One of the right’s loudest crusades has been their effort to undermine the Association of Community Organizers for Reform Now (ACORN). Following the release of a series of videos showing a handful of ACORN employees behaving inappropriately, conservatives in Congress have done everything they can to single out ACORN for being stripped of all federal funding (while engaging in apparent opposition to defunding companies that cover up rape). Many legal experts have warned that these measures may be unconstitutional because lawmakers cannot punish a group or individual without a trial.

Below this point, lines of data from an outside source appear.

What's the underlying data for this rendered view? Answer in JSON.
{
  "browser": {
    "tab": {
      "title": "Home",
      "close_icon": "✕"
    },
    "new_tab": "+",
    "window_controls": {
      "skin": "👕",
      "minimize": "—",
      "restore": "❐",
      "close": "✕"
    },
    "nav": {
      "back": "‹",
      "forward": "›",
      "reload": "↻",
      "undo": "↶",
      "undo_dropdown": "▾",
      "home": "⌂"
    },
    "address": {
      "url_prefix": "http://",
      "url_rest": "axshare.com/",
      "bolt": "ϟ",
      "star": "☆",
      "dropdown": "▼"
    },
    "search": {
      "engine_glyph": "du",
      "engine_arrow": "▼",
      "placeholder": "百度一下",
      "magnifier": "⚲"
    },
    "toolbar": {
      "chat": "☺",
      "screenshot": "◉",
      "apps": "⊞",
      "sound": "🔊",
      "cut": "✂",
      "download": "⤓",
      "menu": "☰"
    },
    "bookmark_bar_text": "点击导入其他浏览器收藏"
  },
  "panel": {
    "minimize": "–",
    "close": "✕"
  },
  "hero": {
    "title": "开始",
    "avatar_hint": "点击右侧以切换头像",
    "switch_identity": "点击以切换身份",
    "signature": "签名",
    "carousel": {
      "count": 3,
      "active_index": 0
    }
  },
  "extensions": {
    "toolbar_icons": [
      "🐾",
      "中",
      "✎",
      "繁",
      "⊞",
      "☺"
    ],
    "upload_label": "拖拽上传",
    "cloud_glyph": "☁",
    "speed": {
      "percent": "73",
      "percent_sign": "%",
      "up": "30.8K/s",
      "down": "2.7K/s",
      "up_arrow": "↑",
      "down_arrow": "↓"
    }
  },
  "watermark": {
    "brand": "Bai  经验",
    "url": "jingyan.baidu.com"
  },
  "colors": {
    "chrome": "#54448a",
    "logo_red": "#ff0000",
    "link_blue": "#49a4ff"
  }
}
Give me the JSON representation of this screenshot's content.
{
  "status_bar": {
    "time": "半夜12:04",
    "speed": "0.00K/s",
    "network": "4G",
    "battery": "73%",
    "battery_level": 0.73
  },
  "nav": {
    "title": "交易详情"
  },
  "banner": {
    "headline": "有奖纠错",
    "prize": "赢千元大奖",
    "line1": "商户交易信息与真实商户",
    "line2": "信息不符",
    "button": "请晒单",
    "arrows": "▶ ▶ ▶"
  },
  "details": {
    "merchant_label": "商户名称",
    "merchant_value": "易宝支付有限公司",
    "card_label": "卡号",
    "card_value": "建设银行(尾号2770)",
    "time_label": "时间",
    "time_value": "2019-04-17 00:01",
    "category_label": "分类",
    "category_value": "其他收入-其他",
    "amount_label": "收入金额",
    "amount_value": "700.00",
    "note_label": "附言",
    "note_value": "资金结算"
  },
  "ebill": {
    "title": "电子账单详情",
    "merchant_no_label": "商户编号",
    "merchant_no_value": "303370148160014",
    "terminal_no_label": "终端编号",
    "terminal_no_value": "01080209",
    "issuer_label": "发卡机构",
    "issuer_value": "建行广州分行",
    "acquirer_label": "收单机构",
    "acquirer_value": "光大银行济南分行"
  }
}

Yesterday, Rep. Alan Grayson (D-FL) challenged the constitutionality of one of these anti-ACORN measures being supported by Rep. Paul Broun (R-GA) during a hearing of the Science and Technology committee. Grayson repeatedly questioned Broun about the constitutionality of “bills of attainder” — which are punishments that single out a group or individual without a court trial. The Georgia Republican was unable to offer a coherent rebuttal:
GRAYSON: I’d like to ask the gentleman from Georgia a few questions, and I’ll yield to him for the purpose of having answers to these questions. Does the gentleman from Georgia know what a bill of Attainder is?
BROUN: A bill of, the answer’s yes, in fact it’s been very explicitly described by the court’s.
GRAYSON: What is it?
BROUN: [long pause. Scrambling through papers.] The courts have applied a two pronged test. Number one, whether specific individuals or entities are affected by the staute, Number two, when the legislation affects a “punishment,” on those individuals, it serves no legitamate regulatory purpose.
GRAYSON: What, um, does the Constitution says about Bills of Attainder?
BROUN: Oh, I suggest that this is not a Bill of Attainder. It’s, um, certainly does focus on a specific entity, but it does not inflict punishment by any means. In fact…
GRAYSON: Will the gentleman from Georgia explain what the Constitution says about Bills of Attainder?
ANOTHER CONGRESSMAN: Mr. Chairman, will the gentleman yield for a second? The gentleman from Florida?
GRAYSON: No. I’d like an answer to my question. [...]
GRAYSON: The question is, will the gentleman from Georgia agree with me that the Bill of Attainder clause was intended not as a narrow or technical provision, but as an implementation of the seperation of powers, and a general safeguard against legislative exercise of the judicial function, or more simply, trial by legislature. Will the gentleman agree to that?
BROUN: No, sir, I will not, and I ask counsel to help us with this. I think all this is determination of the court and I’d like to appeal to Mr. Sensenberner.
GRAYSON: Well, I’m sorry, but it’s my time, not yours or Mr. Sensenberner’s, so I will reclaim my time, and I will point out that what you just you would not agree to is from a Supreme Court case called the United States v. Brown, something I would expect you might know about, given your name.
Grayson ended his remarks by noting that the conservative crusade against ACORN isn’t based in principle but politics: “We are trampling on people’s Constitutional rights. And I think it’s unfortunate that the mania that exists on the other side of the aisle regarding this one organization, and we know why that mania exists, it’s because they’ve registered an awful lot of Democrats, continues to distort and waste the time of this committee and many other committees here in Congress. Enough is enough.”